Keith Barr, Dublin, attempts a penalty against Michael McQuillan, Meath. Dublin v Meath, Leinster Senior Football Championship, first round, third replay, Croke Park, Dublin. 

Keith Barr, Dublin, attempts a penalty against Michael McQuillan, Meath. Dublin v Meath, Leinster Senior Football Championship, first round, third replay, Croke Park, Dublin. 

Paddy Cullen: What happened in fact, if you see it again, the ball was, from the time it left the Canal End, Mick Lyons delivered it to whoever, and it was delivered and delivered and delivered and then it came to the centre of the field. It was put across to Colm O'Rourke and then Mick Kennedy, our corner-back, I was saying, "Mick, take him, take him". And Mick did stop him, in the middle of the field, hit him hard, bang, right, free. It was a free. So it stopped, the movement stopped, perfect.

Then Colm O'Rourke, very unlike him gave a pass out to the wing, I think 15, 20 yards behind the man he was trying to hit. So now the motion was all completely stopped, they had to start the build up again. People think it went right up the field and into the net, it didn't, it stopped. Then a pass in under the Hogan Stand and it was worked up again.

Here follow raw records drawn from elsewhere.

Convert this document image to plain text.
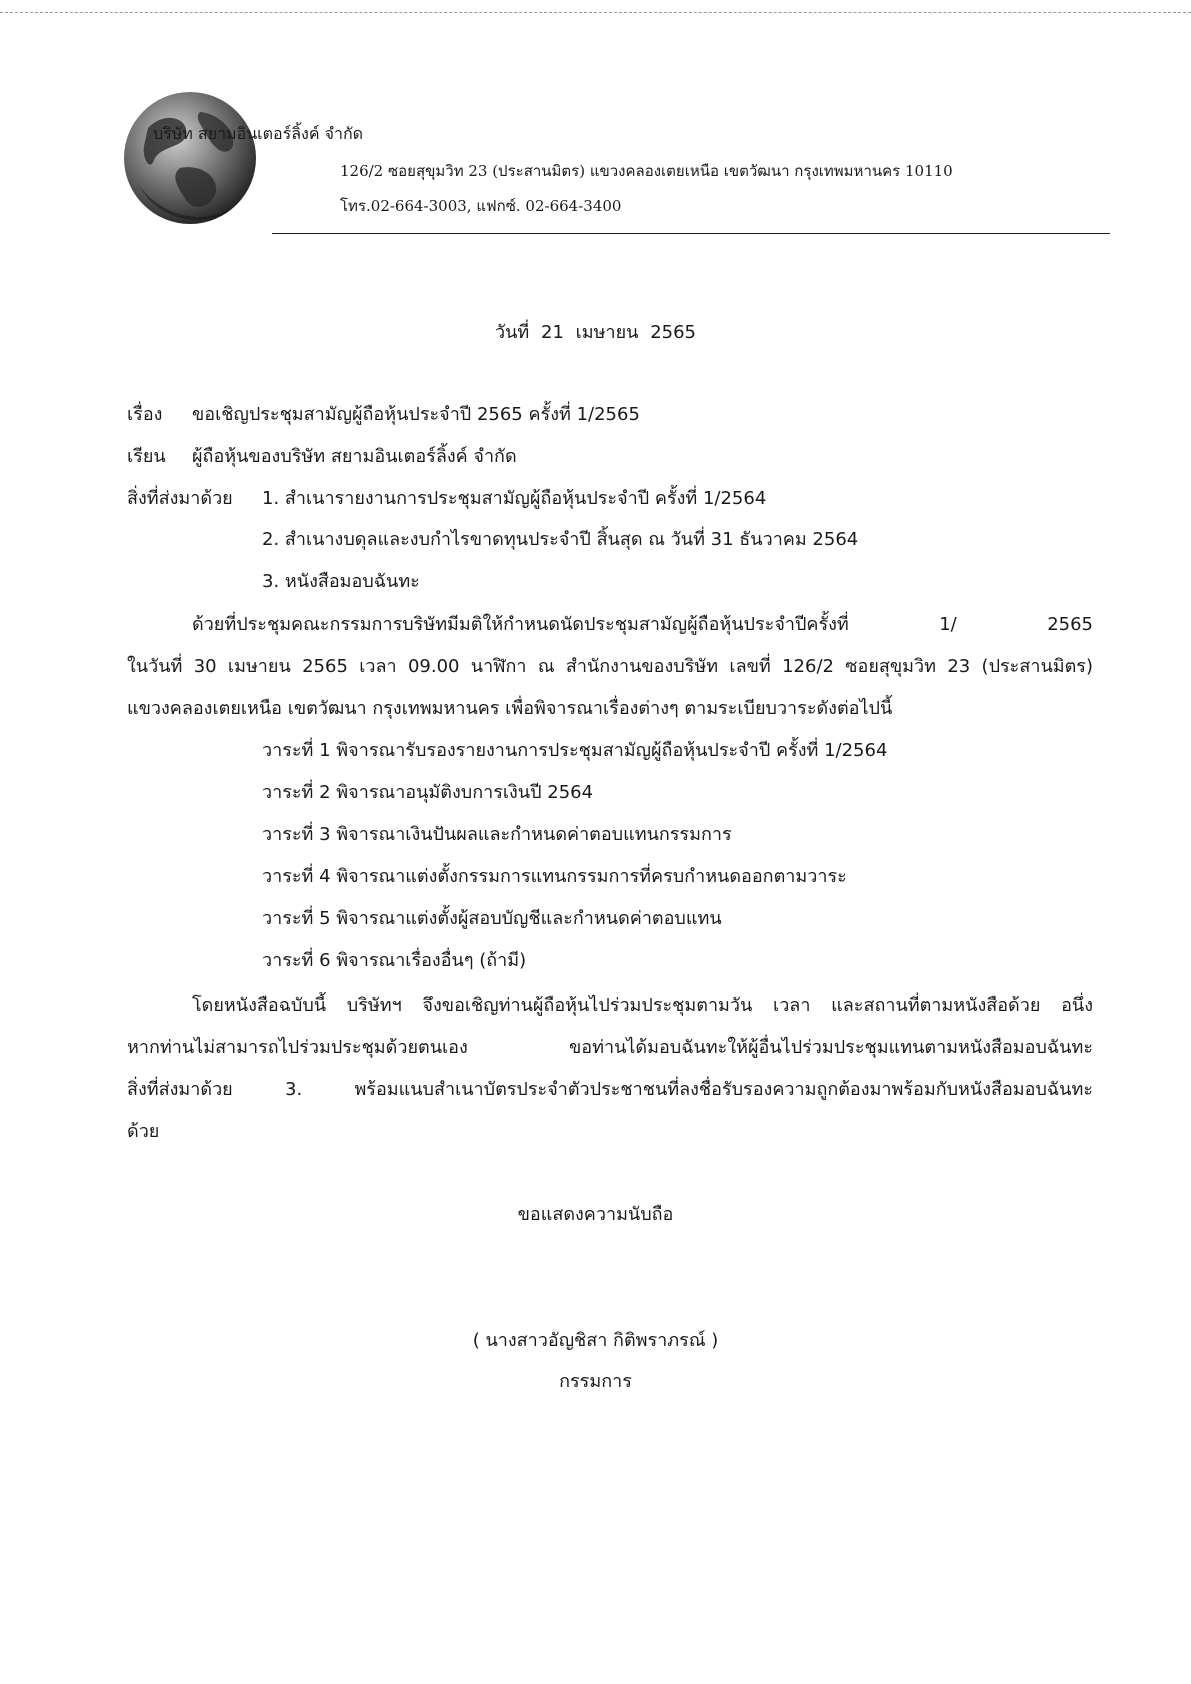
บริษัท สยามอินเตอร์ลิ้งค์ จำกัด
126/2 ซอยสุขุมวิท 23 (ประสานมิตร) แขวงคลองเตยเหนือ เขตวัฒนา กรุงเทพมหานคร 10110
โทร.02-664-3003, แฟกซ์. 02-664-3400
วันที่ 21 เมษายน 2565
เรื่อง ขอเชิญประชุมสามัญผู้ถือหุ้นประจำปี 2565 ครั้งที่ 1/2565
เรียน ผู้ถือหุ้นของบริษัท สยามอินเตอร์ลิ้งค์ จำกัด
สิ่งที่ส่งมาด้วย 1. สำเนารายงานการประชุมสามัญผู้ถือหุ้นประจำปี ครั้งที่ 1/2564
2. สำเนางบดุลและงบกำไรขาดทุนประจำปี สิ้นสุด ณ วันที่ 31 ธันวาคม 2564
3. หนังสือมอบฉันทะ
ด้วยที่ประชุมคณะกรรมการบริษัทมีมติให้กำหนดนัดประชุมสามัญผู้ถือหุ้นประจำปีครั้งที่ 1/ 2565
ในวันที่ 30 เมษายน 2565 เวลา 09.00 นาฬิกา ณ สำนักงานของบริษัท เลขที่ 126/2 ซอยสุขุมวิท 23 (ประสานมิตร)
แขวงคลองเตยเหนือ เขตวัฒนา กรุงเทพมหานคร เพื่อพิจารณาเรื่องต่างๆ ตามระเบียบวาระดังต่อไปนี้
วาระที่ 1 พิจารณารับรองรายงานการประชุมสามัญผู้ถือหุ้นประจำปี ครั้งที่ 1/2564
วาระที่ 2 พิจารณาอนุมัติงบการเงินปี 2564
วาระที่ 3 พิจารณาเงินปันผลและกำหนดค่าตอบแทนกรรมการ
วาระที่ 4 พิจารณาแต่งตั้งกรรมการแทนกรรมการที่ครบกำหนดออกตามวาระ
วาระที่ 5 พิจารณาแต่งตั้งผู้สอบบัญชีและกำหนดค่าตอบแทน
วาระที่ 6 พิจารณาเรื่องอื่นๆ (ถ้ามี)
โดยหนังสือฉบับนี้ บริษัทฯ จึงขอเชิญท่านผู้ถือหุ้นไปร่วมประชุมตามวัน เวลา และสถานที่ตามหนังสือด้วย อนึ่ง
หากท่านไม่สามารถไปร่วมประชุมด้วยตนเอง ขอท่านได้มอบฉันทะให้ผู้อื่นไปร่วมประชุมแทนตามหนังสือมอบฉันทะ
สิ่งที่ส่งมาด้วย 3. พร้อมแนบสำเนาบัตรประจำตัวประชาชนที่ลงชื่อรับรองความถูกต้องมาพร้อมกับหนังสือมอบฉันทะ
ด้วย
ขอแสดงความนับถือ
( นางสาวอัญชิสา กิติพราภรณ์ )
กรรมการ
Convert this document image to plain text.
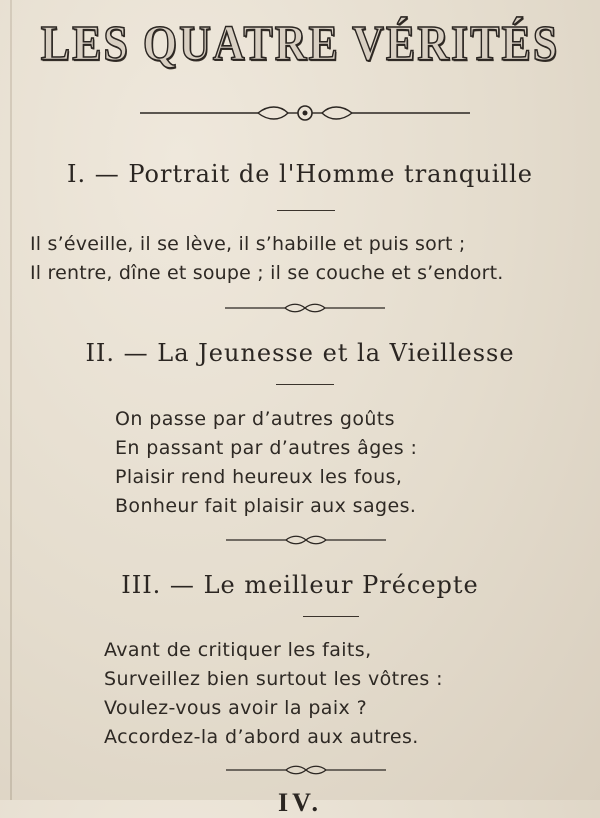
LES QUATRE VÉRITÉS
I. — Portrait de l'Homme tranquille
Il s’éveille, il se lève, il s’habille et puis sort ;
Il rentre, dîne et soupe ; il se couche et s’endort.
II. — La Jeunesse et la Vieillesse
On passe par d’autres goûts
En passant par d’autres âges :
Plaisir rend heureux les fous,
Bonheur fait plaisir aux sages.
III. — Le meilleur Précepte
Avant de critiquer les faits,
Surveillez bien surtout les vôtres :
Voulez-vous avoir la paix ?
Accordez-la d’abord aux autres.
IV.
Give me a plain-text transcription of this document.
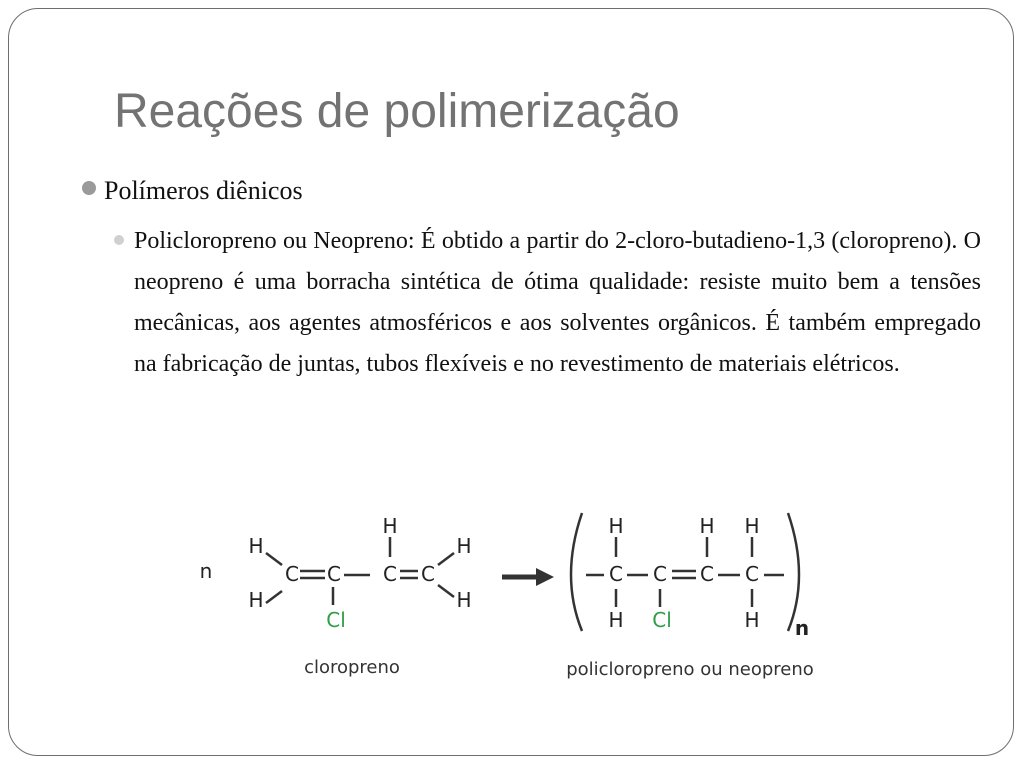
Reações de polimerização
Polímeros diênicos

Policloropreno ou Neopreno: É obtido a partir do 2-cloro-butadieno-1,3 (cloropreno). O neopreno é uma borracha sintética de ótima qualidade: resiste muito bem a tensões mecânicas, aos agentes atmosféricos e aos solventes orgânicos. É também empregado na fabricação de juntas, tubos flexíveis e no revestimento de materiais elétricos.

n
H
H
C C
H
C C
H
H
Cl
H
C
H
C
Cl
H
C
H
C
H n
cloropreno	policloropreno ou neopreno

Nobody tracked, there was tracking back to be done, it was the last couple of minutes of the game and people were tired. But there was a stoppage, and it continued on. I think at that stage we were kind of in a bit of shock as well. Once they didn't get a goal we were happy but they got a goal which made a difference. Of course their tails were up. I don't think our heads went down but we kind of rushed things a bit. So we made enough errors maybe to let them in and they put the foot on the pedal.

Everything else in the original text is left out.